Carlos Garcia is director of Youth and Young Adults Services for Tacoma Community House’s REACH Center. During the April 24 committee meeting, Garcia suggested making a separate priority pool just for youth because of the high number of young people at-risk of homelessness.

Garcia said that youth and adults in the system have “very different needs” despite being mixed together in the same priority pool for housing.

As required by U.S. Dept. of Housing and Urban Development, it mandates the use of the Homeless Management Information System (HMIS), which attempts to keep a “by-name list” of every individual and the services they are utilizing.

In an interview with The News Tribune, Steve Decker, CEO of Family Promise of Pierce County, a group that has worked to help 53 families into housing since the beginning of 2023, said the county’s system is “archaic,” designed to collect data from individuals that meet federal requirements. He said that those data points are rigid and do not always give proper context to the situations and needs of people in crisis.

Decker developed his own client management system to “remove barriers” he felt that the current system imposes on individuals and families in crisis. The system he developed in a matter of months uses artificial intelligence to keep clients updated on their progress and in touch with their service providers through the process.

Diversion

Before people enter the priority pool list, Coordinated Entry has a “diversion” step, which aims to keep people from being homeless by offering them help before it happens when possible.

During the April 24 committee meeting, Isakson said that diversion takes an individualized approach to offering a creative solution to someone on the verge of homeless. Diversion could be a one-time offering of funds to get legal help to prevent an eviction or a security deposit to secure a new apartment.

Yoder said that sometimes a diversion is as simple as paying for a plane ticket so someone can go live with family out of state.

According to data reported by Human Service, 38 percent of people in Coordinated Entry successfully exited homelessness through diversion in 2023, with 45 percent doing so up to this point in 2024.

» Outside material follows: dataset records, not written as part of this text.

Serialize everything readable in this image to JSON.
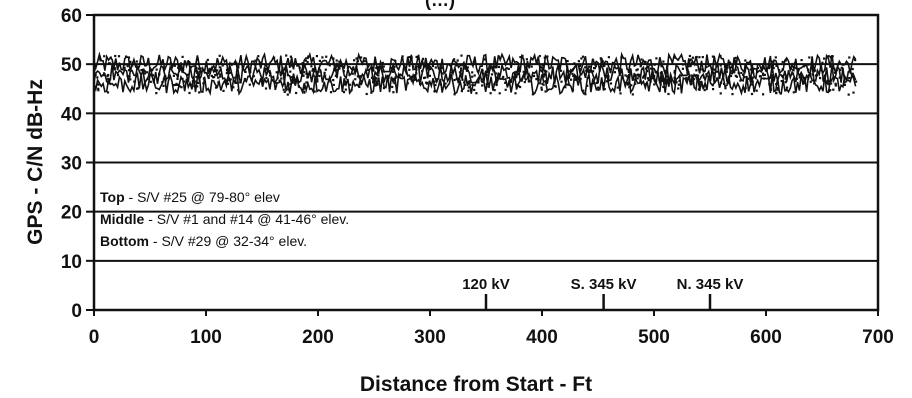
{
  "chart_data": {
    "type": "scatter",
    "title": "(…)",
    "xlabel": "Distance from Start - Ft",
    "ylabel": "GPS - C/N dB-Hz",
    "xlim": [
      0,
      700
    ],
    "ylim": [
      0,
      60
    ],
    "x_ticks": [
      "0",
      "100",
      "200",
      "300",
      "400",
      "500",
      "600",
      "700"
    ],
    "y_ticks": [
      "0",
      "10",
      "20",
      "30",
      "40",
      "50",
      "60"
    ],
    "grid": "horizontal",
    "legend_lines": [
      {
        "label": "Top",
        "text": " - S/V #25 @ 79-80° elev"
      },
      {
        "label": "Middle",
        "text": " - S/V #1 and #14 @ 41-46° elev."
      },
      {
        "label": "Bottom",
        "text": " - S/V #29 @ 32-34° elev."
      }
    ],
    "annotations": [
      {
        "label": "120 kV",
        "x": 350
      },
      {
        "label": "S. 345 kV",
        "x": 455
      },
      {
        "label": "N. 345 kV",
        "x": 550
      }
    ],
    "series": [
      {
        "name": "Top",
        "x_range": [
          0,
          680
        ],
        "values_range": [
          48,
          52
        ],
        "mean": 50
      },
      {
        "name": "Middle",
        "x_range": [
          0,
          680
        ],
        "values_range": [
          46,
          50
        ],
        "mean": 48
      },
      {
        "name": "Bottom",
        "x_range": [
          0,
          680
        ],
        "values_range": [
          44,
          48
        ],
        "mean": 46
      }
    ]
  }
}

Yoder said he believes that if the Coordinated Entry system had more capacity to contact and take in a higher volume of people, presumably there would be more chances for diversion with the success rates it has already recorded.

A state of emergency?

“We believe in what Coordinated Entry is trying to do,” Yoder told The News Tribune. “The problem is that that front door is only half as wide as it really should be.”

Yoder said the system is over-burdened and even if there were more staff to screen people into the system and case managers to help them through, there still is not enough housing opportunities to help the thousands of homeless and housing-unstable people find long-term solutions in Pierce County.

In an interview with the News Tribune, Isakson said she felt that Coordinated Entry was “staffed appropriately,” with housing referral opportunities being the limiting factor.

“We need to think more holistically,” Yoder said of the problem.

Crout, who during the April 24 Select Committee on Homelessness Meeting suggested the county council declare an emergency in response to the homelessness crisis, compared the current state of the issue to a “forest fire” that our communities are scrambling to put out.

She said it was not fair to point at a system like Coordinated Entry as the problem, as the homelessness crisis in her eyes is symptomatic of other failures our community has had when it comes to social safety nets, healthcare and housing affordability.

“We as a community have to figure out how we got here,” Crout told The News Tribune.